April 21, 2026 [Reuters]- Spanish gas grid operator Enagas said on Tuesday it had reached an agreement with Singapore sovereign wealth fund GIC to buy its 31.5% stake in French gas grid operator Terega for 573 million euros ($674.65 million).
The deal, which the firm expects to close this year, is in line with Enagas’ shift towards hydrogen infrastructure and security of supplies in Europe.
In recent years, Enagas has sold assets in the United States, Chile and Mexico as it refocused on Spain and Europe.
Terega operates more than 5,000 km (3,106 miles) of natural gas pipelines and two underground storage facilities, which correspond to around 16% of France’s gas transport network and 27% of its storage capacity.

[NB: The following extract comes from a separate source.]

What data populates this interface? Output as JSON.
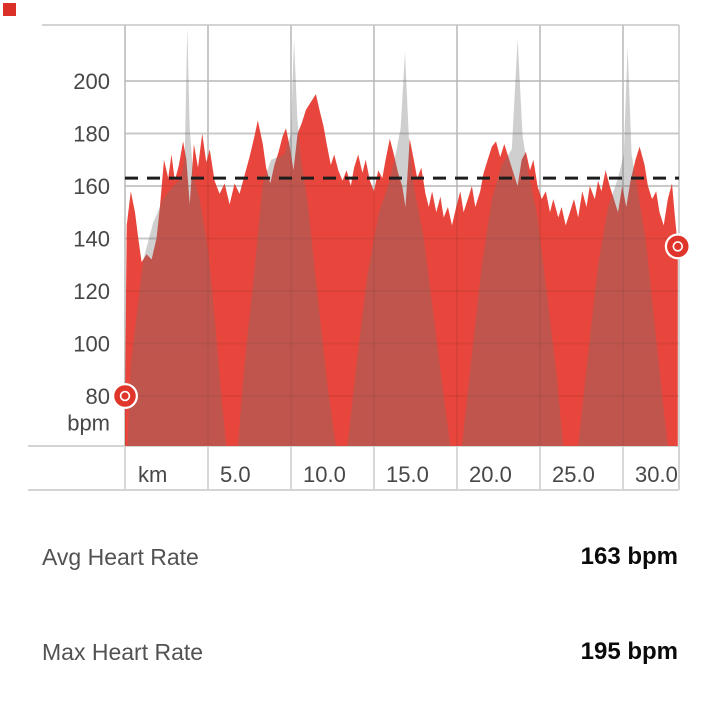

Reuters reported in October that Enagas held talks to acquire GIC’s stake in Terega, its partner in a planned Spain-France hydrogen pipeline. The companies already operate gas pipeline connections between the two countries.
The transaction will benefit both companies and both countries, Enagas said in a statement, strengthening security of supply and decarbonisation goals while keeping the independence of both operators.
Enagas expects a return on investment of 8% from the deal and an average contribution to net profit of 15 million euros a year through 2032.
Enagas also agreed to sell a 40% stake in Enagas Renovable to Hy24 for 48 million euros, keeping a 20% stake in the company. This sale will have a positive impact of 9.5 million euros on net profit this year, it said.
The company said its first-quarter net profit fell almost 13% to 56.9 million euros compared with the same period last year, but added it was on track to meet its 2026 targets.